また、10万人当たりの標準化自殺死亡率は、トランスジェンダー群が75件、非トランスジェンダー群は21件であり、aIRRは3.5(95%CI:2.0~6.3)とトランスジェンダー群で自殺死亡率が有意に高かった。
10万人年当たりの標準化非自殺性死亡率は、トランスジェンダー群が2,380件、非トランスジェンダー群は1,310件(aIRR:1.9、95%CI:1.6~2.2)、10万人年当たりの標準化全死因死亡率はそれぞれ2,559件、1,331件(2.0、1.7~2.4)であり、いずれもトランスジェンダー群で有意に高率だった。
42年の対象期間中に、自殺企図と死亡の割合は低下したにもかかわらず、いずれのアウトカムも最近のaIRRが有意に高く、2021年のaIRRは自殺企図が6.6(95%CI:4.5~9.5)、自殺死亡が2.8(1.3~5.9)、非自殺性死亡が1.7(1.5~2.1)、全死因死亡が1.7(1.4~2.1)と、いずれもトランスジェンダー群で高かった。これは、トランスジェンダーでは自殺企図と死亡のリスクが継続的に高いことを反映している。

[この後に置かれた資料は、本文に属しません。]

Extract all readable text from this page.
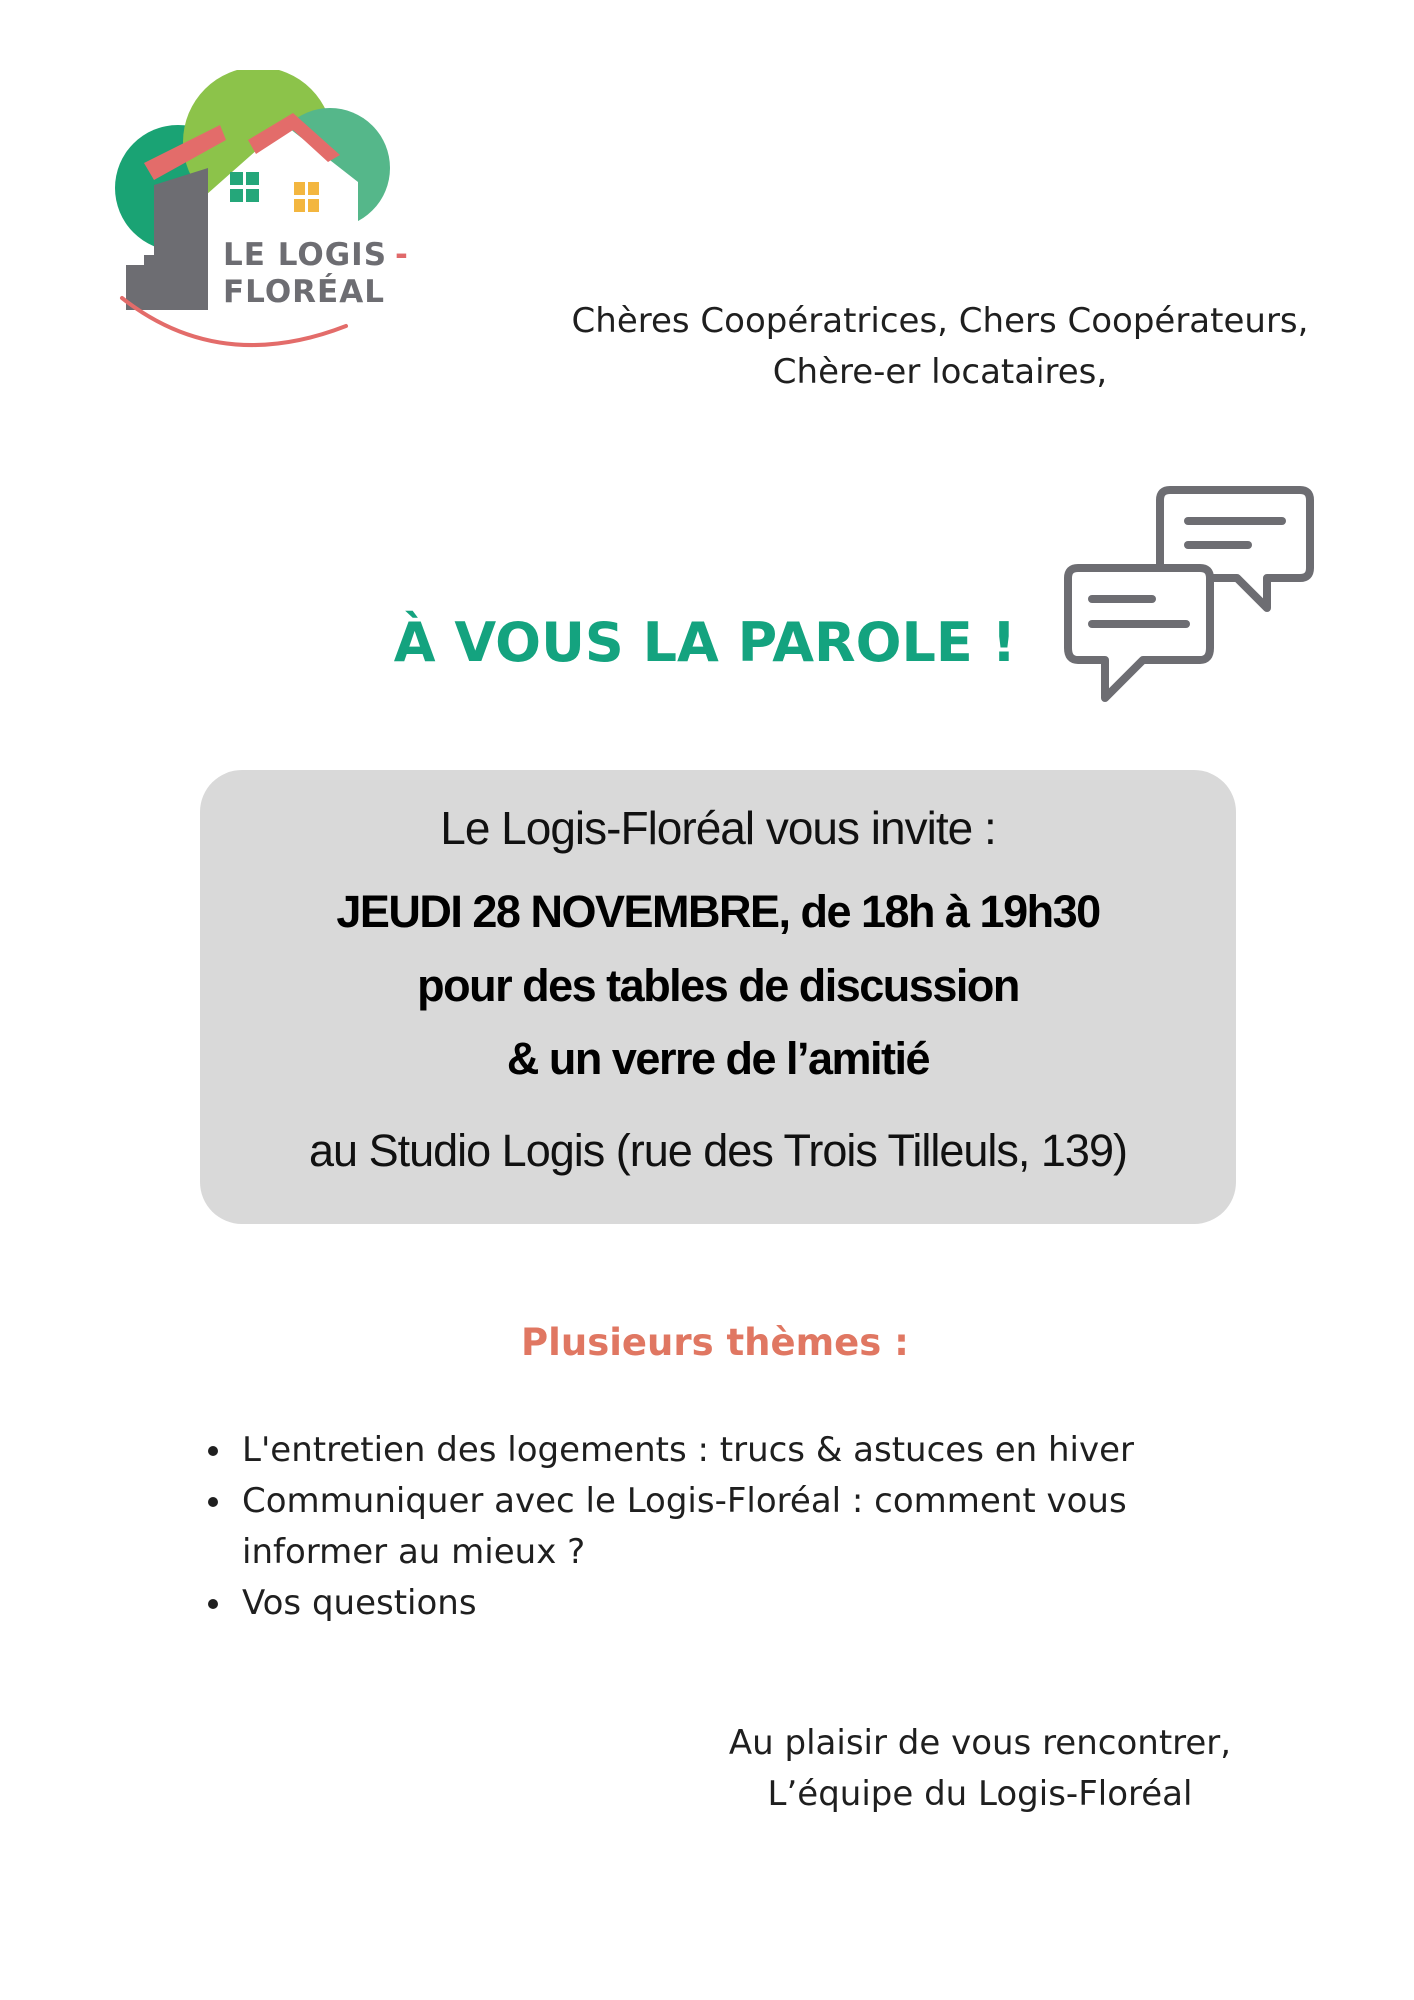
LE LOGIS -
FLORÉAL
Chères Coopératrices, Chers Coopérateurs,
Chère-er locataires,
À VOUS LA PAROLE !
Le Logis-Floréal vous invite :
JEUDI 28 NOVEMBRE, de 18h à 19h30
pour des tables de discussion
& un verre de l’amitié
au Studio Logis (rue des Trois Tilleuls, 139)
Plusieurs thèmes :
L'entretien des logements : trucs & astuces en hiver
Communiquer avec le Logis-Floréal : comment vous
informer au mieux ?
Vos questions
Au plaisir de vous rencontrer,
L’équipe du Logis-Floréal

著者は、「トランスジェンダーは、いじめ、差別、排除、偏見といった形で、トランスであることに関する組織的な否定にさらされる可能性があり、少なくとも部分的には、このようなマイノリティストレスの結果として、疎外感や内面化されたスティグマ、精神衛生上の問題、ひいては自殺行動につながる可能性がある」と指摘し、「トランスジェンダーの自殺を減らすための取り組みが求められ、これには個人的な苦悩がある場合に助けを求めるよう促すといった直接的な対策が含まれるほか、医療専門家による研修や最善の診療ガイドラインの実施、性別にとらわれない公衆浴場や更衣室の普及といった、構造的な差別を減らすための一般的な対策も提言されている」としている。